Today, Ella Reeve Bloor is remembered as one of the most prominent socialist feminists in United States history. She gave countless speeches and lectures focusing on topics of women's suffrage and mobilization as workers, often stressing the “direct connection between the ballot and our work." For some, Bloor echoed the voice of working women in the early twentieth century by vocalizing the intersection of socialism and suffrage. She argued that because working women were marginalized by the law as it was, their only form of political power was through protest which frequently proved dangerous and ineffective. She was arrested 36 times during her career. She believed that women needed the right to vote if they hoped to have a say in changing laws and therefore improve their working conditions and lives in general.

Bloor's autobiography, We Are Many, was published in 1940 and served as the basis for the Woody Guthrie song, "1913 Massacre."

Life photographed Bloor's public funeral reception in Harlem. Alice Neel's 1951 painting of her funeral reception, "The Death of Mother Bloor," shows her in front of a line of mourners passing by her bier.
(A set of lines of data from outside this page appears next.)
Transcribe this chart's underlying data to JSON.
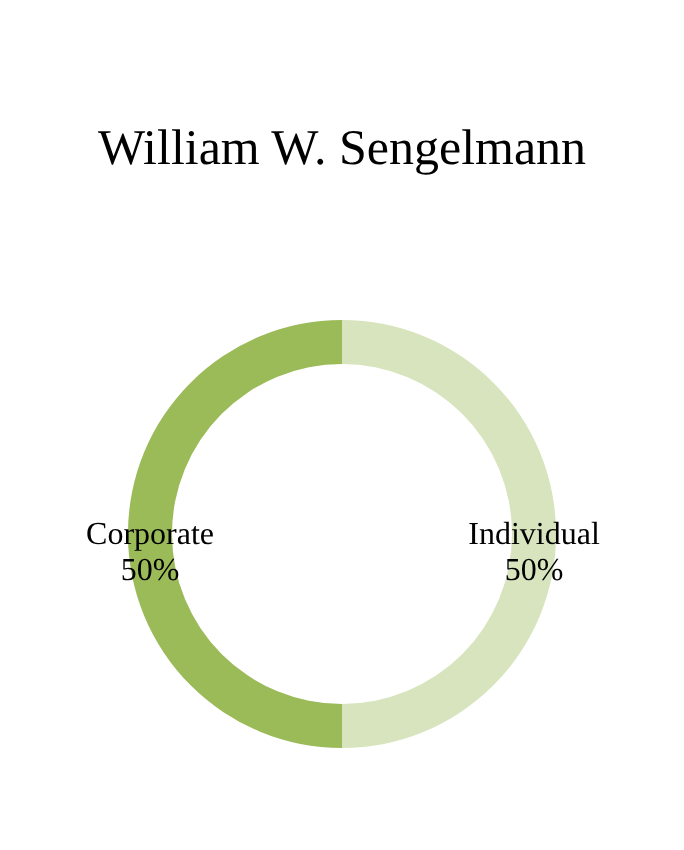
{
  "chart_data": {
    "type": "donut",
    "title": "William W. Sengelmann",
    "categories": [
      "Individual",
      "Corporate"
    ],
    "values": [
      50,
      50
    ],
    "value_labels": [
      "50%",
      "50%"
    ],
    "colors": [
      "#d7e4bd",
      "#9bbb59"
    ],
    "legend": false
  }
}
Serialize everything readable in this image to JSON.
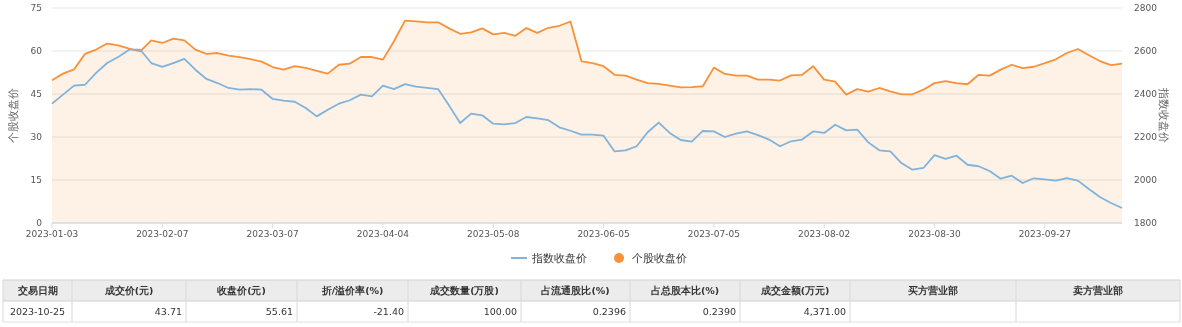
{
  "chart_data": [
    {
      "type": "line",
      "ylabel": "个股收盘价",
      "y2label": "指数收盘价",
      "categories": [
        "2023-01-03",
        null,
        null,
        null,
        null,
        null,
        null,
        null,
        null,
        null,
        "2023-02-07",
        null,
        null,
        null,
        null,
        null,
        null,
        null,
        null,
        null,
        "2023-03-07",
        null,
        null,
        null,
        null,
        null,
        null,
        null,
        null,
        null,
        "2023-04-04",
        null,
        null,
        null,
        null,
        null,
        null,
        null,
        null,
        null,
        "2023-05-08",
        null,
        null,
        null,
        null,
        null,
        null,
        null,
        null,
        null,
        "2023-06-05",
        null,
        null,
        null,
        null,
        null,
        null,
        null,
        null,
        null,
        "2023-07-05",
        null,
        null,
        null,
        null,
        null,
        null,
        null,
        null,
        null,
        "2023-08-02",
        null,
        null,
        null,
        null,
        null,
        null,
        null,
        null,
        null,
        "2023-08-30",
        null,
        null,
        null,
        null,
        null,
        null,
        null,
        null,
        null,
        "2023-09-27",
        null,
        null,
        null,
        null,
        null,
        null,
        null
      ],
      "series": [
        {
          "name": "指数收盘价",
          "color": "#7fb3dc",
          "axis": "y2",
          "values": [
            2355,
            2397,
            2439,
            2443,
            2498,
            2544,
            2572,
            2606,
            2606,
            2544,
            2526,
            2544,
            2563,
            2513,
            2470,
            2451,
            2428,
            2420,
            2423,
            2420,
            2377,
            2369,
            2364,
            2335,
            2296,
            2327,
            2355,
            2371,
            2397,
            2389,
            2439,
            2423,
            2446,
            2434,
            2428,
            2423,
            2346,
            2265,
            2309,
            2301,
            2262,
            2259,
            2265,
            2293,
            2287,
            2278,
            2245,
            2229,
            2211,
            2211,
            2206,
            2133,
            2138,
            2157,
            2222,
            2267,
            2219,
            2186,
            2178,
            2228,
            2226,
            2200,
            2216,
            2226,
            2209,
            2188,
            2157,
            2180,
            2188,
            2226,
            2219,
            2257,
            2231,
            2234,
            2175,
            2138,
            2133,
            2079,
            2048,
            2056,
            2116,
            2098,
            2113,
            2071,
            2064,
            2042,
            2006,
            2020,
            1986,
            2008,
            2003,
            1997,
            2009,
            1997,
            1958,
            1921,
            1893,
            1870
          ]
        },
        {
          "name": "个股收盘价",
          "color": "#f8913a",
          "type": "area",
          "values": [
            49.8,
            52.1,
            53.6,
            59.0,
            60.5,
            62.6,
            62.0,
            60.8,
            59.9,
            63.7,
            62.8,
            64.3,
            63.7,
            60.5,
            59.0,
            59.3,
            58.4,
            57.9,
            57.2,
            56.3,
            54.4,
            53.5,
            54.7,
            54.1,
            53.1,
            52.1,
            55.2,
            55.6,
            57.9,
            57.9,
            57.0,
            63.4,
            70.6,
            70.3,
            70.0,
            70.0,
            67.9,
            66.0,
            66.5,
            67.9,
            65.8,
            66.3,
            65.3,
            68.0,
            66.3,
            68.1,
            68.8,
            70.3,
            56.4,
            55.8,
            54.7,
            51.7,
            51.4,
            50.0,
            48.8,
            48.5,
            47.9,
            47.3,
            47.4,
            47.7,
            54.2,
            52.0,
            51.4,
            51.4,
            50.0,
            50.0,
            49.7,
            51.5,
            51.7,
            54.7,
            50.0,
            49.3,
            44.8,
            46.7,
            45.8,
            47.1,
            45.9,
            44.9,
            44.9,
            46.5,
            48.8,
            49.5,
            48.8,
            48.4,
            51.7,
            51.4,
            53.5,
            55.2,
            54.0,
            54.5,
            55.8,
            57.1,
            59.3,
            60.7,
            58.5,
            56.5,
            55.1,
            55.6
          ]
        }
      ],
      "ylim": [
        0,
        75
      ],
      "yticks": [
        0,
        15,
        30,
        45,
        60,
        75
      ],
      "y2lim": [
        1800,
        2800
      ],
      "y2ticks": [
        1800,
        2000,
        2200,
        2400,
        2600,
        2800
      ],
      "grid": "y",
      "legend": "bottom"
    },
    {
      "type": "other",
      "categories": [
        "交易日期",
        "成交价(元)",
        "收盘价(元)",
        "折/溢价率(%)",
        "成交数量(万股)",
        "占流通股比(%)",
        "占总股本比(%)",
        "成交金额(万元)",
        "买方营业部",
        "卖方营业部"
      ],
      "value_labels": [
        "2023-10-25",
        "43.71",
        "55.61",
        "-21.40",
        "100.00",
        "0.2396",
        "0.2390",
        "4,371.00",
        null,
        null
      ]
    }
  ]
}
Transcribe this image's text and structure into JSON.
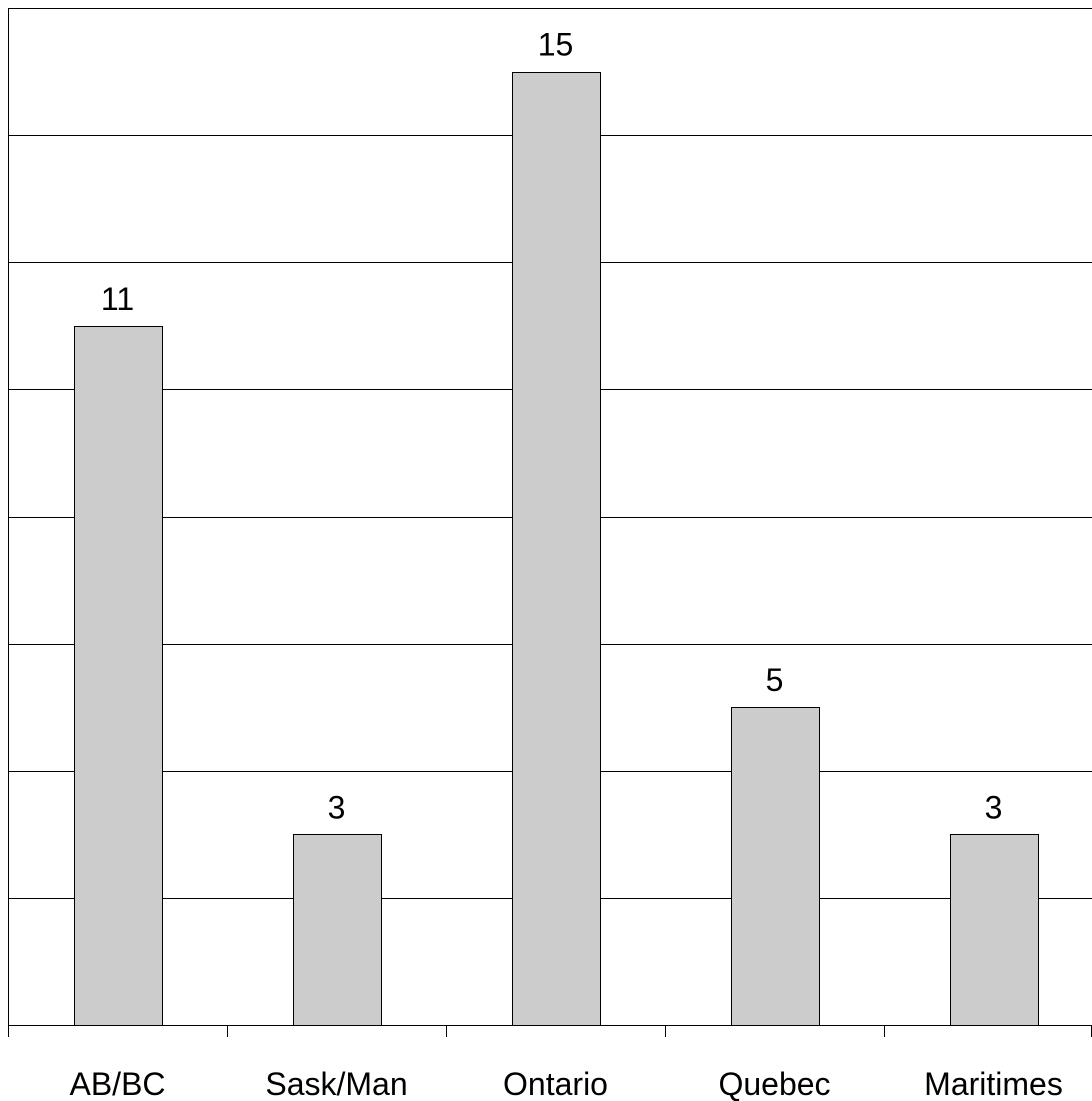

It was included in the 2021 Alice Neel retrospective at the Metropolitan Museum of Art in New York City.

Her granddaughter was actress Herta Ware who was married to Will Geer from 1934 to 1954.

==Works==
- Children's books
- Three Little Lovers of Nature. Chicago: A. Flanagan, 1895.
- Talks About Authors and their Work. Chicago: A. Flanagan, 1899.

- Political titles
- Women in the Soviet Union. New York: Workers Library Publishers, 1937.
- We Are Many: An Autobiography. New York: International Publishers, 1940.